Fato é que me submeti à primeira cirurgia, a outra faço semana que vem, já que, segundo o médico, deu tudo certo. Uma lente foi implantada em meu olho, com o exato grau de minha deficiência ótica. Óculos mínimos agora vestem meu olho direito.

Entre uma cirurgia e outra, fico eu a pensar como viverei sem óculos doravante. Com sinceridade, não gostei dessa ideia. Os óculos compõem a personagem e, com ela, a personalidade. Me sinto seguro com eles, parecendo até quem não sou, em alguns momentos.

Uma fantasia que me faz feliz, sem o dom de iludir, porém desafiando o espelho a me dizer que fico mais charmoso com aquelas lentes de vidro, apoiadas no nariz.

Amo meus óculos e, invariavelmente, durmo com eles, ora no meu rosto, ora debaixo do travesseiro. Sou carente e oticodependente.

Tenho agora que conviver com esse dilema e tratar de achar uma solução.

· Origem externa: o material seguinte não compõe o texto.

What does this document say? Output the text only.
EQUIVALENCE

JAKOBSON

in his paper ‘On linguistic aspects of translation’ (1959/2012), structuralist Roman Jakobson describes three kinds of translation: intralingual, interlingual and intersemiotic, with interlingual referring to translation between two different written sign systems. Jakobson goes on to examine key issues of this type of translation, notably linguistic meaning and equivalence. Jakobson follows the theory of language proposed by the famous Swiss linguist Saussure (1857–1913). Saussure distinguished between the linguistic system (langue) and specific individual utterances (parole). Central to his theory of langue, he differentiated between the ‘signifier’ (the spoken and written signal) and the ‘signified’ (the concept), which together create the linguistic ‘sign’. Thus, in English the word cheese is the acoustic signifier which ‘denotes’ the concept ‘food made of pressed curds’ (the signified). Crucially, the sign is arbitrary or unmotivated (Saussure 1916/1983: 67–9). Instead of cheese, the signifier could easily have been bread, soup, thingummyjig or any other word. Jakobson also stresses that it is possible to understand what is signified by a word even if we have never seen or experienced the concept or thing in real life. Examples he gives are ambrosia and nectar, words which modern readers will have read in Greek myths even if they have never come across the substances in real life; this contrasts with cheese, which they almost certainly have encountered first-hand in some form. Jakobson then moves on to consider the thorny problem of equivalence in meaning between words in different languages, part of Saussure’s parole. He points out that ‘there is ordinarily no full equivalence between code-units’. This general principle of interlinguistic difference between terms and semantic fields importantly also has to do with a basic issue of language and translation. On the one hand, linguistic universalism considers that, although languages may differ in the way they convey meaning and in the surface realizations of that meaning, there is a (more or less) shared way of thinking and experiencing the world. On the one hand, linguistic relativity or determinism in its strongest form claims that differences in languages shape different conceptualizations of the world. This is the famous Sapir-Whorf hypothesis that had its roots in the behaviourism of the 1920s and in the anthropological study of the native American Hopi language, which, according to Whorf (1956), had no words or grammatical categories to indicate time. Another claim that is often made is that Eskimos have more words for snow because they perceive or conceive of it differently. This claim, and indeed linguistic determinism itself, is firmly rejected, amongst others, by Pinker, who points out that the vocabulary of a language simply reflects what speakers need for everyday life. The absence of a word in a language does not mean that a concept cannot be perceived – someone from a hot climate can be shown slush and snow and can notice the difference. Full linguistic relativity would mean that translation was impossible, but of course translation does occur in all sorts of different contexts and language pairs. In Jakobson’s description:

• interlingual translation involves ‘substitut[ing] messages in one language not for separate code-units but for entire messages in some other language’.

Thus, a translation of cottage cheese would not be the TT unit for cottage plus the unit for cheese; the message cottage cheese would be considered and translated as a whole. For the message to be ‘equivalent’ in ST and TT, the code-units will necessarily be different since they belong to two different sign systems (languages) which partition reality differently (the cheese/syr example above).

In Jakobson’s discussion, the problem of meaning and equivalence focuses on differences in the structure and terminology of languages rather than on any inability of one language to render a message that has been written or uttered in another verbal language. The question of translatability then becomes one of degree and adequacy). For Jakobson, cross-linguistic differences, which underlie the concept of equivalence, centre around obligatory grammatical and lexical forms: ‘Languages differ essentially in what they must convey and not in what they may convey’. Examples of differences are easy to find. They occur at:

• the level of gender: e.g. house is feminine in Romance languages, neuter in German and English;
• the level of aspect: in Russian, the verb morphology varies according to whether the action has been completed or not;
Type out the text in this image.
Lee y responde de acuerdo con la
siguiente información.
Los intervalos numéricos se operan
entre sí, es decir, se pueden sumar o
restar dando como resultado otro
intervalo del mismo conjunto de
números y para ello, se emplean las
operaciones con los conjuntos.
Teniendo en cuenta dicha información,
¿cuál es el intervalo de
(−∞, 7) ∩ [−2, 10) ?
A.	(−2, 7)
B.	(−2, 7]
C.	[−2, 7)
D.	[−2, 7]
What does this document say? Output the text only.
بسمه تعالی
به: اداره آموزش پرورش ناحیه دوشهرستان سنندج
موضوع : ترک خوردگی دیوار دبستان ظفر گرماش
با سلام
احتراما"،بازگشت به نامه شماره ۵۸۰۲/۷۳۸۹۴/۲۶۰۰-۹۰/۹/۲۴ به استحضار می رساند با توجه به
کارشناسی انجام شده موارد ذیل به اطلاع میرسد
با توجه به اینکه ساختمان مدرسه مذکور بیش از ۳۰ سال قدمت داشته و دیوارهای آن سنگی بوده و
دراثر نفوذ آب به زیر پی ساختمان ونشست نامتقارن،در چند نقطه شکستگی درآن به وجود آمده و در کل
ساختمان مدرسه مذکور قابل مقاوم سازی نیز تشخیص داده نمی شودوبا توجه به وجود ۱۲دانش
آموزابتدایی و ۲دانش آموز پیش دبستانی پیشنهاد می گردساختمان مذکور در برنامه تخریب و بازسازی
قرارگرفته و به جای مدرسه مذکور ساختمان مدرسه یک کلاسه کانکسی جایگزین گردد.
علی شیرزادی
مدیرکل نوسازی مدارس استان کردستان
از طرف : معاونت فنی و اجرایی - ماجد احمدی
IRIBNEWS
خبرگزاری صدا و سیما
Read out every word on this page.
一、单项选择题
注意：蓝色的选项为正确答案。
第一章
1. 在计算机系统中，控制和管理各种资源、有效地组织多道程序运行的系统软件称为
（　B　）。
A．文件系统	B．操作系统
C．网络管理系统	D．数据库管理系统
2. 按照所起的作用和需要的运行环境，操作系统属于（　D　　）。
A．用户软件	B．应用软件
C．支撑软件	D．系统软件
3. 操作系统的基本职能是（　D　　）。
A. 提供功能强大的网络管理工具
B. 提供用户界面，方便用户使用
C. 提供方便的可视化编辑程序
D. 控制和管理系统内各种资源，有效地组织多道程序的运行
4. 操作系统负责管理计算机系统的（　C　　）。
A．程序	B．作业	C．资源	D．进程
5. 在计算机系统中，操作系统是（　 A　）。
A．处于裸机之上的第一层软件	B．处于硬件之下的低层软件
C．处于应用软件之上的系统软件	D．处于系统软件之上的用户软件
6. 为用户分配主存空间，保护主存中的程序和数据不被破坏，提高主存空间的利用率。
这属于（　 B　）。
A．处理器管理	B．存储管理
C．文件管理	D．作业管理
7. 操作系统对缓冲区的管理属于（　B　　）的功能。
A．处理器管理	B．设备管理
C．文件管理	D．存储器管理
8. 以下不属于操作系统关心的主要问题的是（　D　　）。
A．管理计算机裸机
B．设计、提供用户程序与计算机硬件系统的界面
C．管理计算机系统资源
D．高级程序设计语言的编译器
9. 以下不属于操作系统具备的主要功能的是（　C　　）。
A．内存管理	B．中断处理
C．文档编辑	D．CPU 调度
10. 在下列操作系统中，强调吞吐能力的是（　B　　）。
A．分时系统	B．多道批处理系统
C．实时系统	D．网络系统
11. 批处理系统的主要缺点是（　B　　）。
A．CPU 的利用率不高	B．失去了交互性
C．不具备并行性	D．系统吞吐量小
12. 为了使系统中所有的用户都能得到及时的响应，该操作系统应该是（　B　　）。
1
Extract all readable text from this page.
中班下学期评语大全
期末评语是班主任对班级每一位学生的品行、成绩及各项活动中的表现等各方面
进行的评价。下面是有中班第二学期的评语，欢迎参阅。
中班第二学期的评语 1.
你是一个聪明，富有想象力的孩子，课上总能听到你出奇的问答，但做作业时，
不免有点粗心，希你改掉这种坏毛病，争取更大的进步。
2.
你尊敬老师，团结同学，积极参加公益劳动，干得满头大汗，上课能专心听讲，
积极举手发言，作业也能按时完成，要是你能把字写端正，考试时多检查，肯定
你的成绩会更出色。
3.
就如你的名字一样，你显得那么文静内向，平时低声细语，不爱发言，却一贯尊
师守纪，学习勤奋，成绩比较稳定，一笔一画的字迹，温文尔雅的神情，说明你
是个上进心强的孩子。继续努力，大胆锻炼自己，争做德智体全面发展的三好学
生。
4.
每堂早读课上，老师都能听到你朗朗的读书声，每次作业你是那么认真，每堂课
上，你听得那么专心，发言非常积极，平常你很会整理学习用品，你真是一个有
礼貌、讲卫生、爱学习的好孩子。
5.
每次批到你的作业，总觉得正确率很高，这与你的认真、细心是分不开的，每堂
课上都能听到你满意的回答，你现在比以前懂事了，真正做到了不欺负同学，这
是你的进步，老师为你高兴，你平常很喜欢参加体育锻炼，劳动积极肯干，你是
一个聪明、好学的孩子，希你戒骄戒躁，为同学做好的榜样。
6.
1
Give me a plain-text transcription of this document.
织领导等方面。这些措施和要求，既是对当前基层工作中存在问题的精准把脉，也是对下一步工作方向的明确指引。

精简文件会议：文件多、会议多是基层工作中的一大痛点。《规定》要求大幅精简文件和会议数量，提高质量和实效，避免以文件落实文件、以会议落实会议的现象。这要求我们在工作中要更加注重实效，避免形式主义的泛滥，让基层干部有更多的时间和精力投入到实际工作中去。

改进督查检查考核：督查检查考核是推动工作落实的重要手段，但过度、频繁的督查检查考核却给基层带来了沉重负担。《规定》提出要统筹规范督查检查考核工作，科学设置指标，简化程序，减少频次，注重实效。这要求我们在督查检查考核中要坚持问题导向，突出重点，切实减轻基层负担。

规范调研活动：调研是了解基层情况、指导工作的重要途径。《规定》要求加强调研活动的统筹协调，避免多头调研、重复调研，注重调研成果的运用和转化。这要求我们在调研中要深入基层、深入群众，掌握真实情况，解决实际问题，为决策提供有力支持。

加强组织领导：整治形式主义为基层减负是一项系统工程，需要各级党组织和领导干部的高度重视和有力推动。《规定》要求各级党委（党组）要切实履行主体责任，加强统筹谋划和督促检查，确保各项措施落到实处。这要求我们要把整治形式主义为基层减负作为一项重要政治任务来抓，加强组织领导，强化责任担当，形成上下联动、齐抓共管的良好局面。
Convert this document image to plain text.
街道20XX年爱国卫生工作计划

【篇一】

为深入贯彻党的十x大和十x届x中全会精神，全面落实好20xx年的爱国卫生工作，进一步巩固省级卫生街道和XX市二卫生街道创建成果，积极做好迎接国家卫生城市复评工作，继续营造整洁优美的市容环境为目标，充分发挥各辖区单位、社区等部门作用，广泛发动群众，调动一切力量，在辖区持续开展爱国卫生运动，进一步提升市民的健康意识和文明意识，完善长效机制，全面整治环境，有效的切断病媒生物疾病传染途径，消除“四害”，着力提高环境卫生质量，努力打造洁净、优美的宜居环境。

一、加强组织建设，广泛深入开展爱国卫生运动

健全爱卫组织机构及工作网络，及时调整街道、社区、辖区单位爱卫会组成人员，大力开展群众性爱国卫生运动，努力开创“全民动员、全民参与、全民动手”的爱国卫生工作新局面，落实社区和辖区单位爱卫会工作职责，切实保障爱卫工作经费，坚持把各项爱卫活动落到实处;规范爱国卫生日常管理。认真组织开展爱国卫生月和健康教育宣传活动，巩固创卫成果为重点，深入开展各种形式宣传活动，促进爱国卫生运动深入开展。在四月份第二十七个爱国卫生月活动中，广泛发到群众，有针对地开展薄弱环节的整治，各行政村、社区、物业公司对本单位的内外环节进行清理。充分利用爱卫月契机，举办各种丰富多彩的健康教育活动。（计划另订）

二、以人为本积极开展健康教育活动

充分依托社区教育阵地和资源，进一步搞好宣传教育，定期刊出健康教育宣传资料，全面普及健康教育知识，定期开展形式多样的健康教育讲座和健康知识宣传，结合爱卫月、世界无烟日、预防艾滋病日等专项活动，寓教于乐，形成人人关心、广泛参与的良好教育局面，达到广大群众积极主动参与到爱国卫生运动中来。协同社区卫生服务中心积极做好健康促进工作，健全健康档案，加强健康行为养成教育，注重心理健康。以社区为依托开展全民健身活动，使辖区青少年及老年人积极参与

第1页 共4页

Me lembrei do cantor Elton John, outro apaixonado por óculos, possuindo milhares deles. Não preciso de tantos, um só me basta! É incrível como a inovação passa como um rolo compressor sobre nossas convicções. O que achamos indispensável é triturado em razão de minutos. Esse progresso é bom, mas traz em seu bolso, situações que acabam por desagradar.

Fui a uma ótica e comprei óculos novos. A vendedora me pediu a receita, a medição feita pelo oftalmologista, para providenciar as lentes específicas. Explico a ela que quero os óculos sem lentes específicas. Atônita, ela me perguntou: – como assim? O senhor precisa me apresentar a recomendação médica para que eu possa mandar fazer as lentes dentro de suas necessidades!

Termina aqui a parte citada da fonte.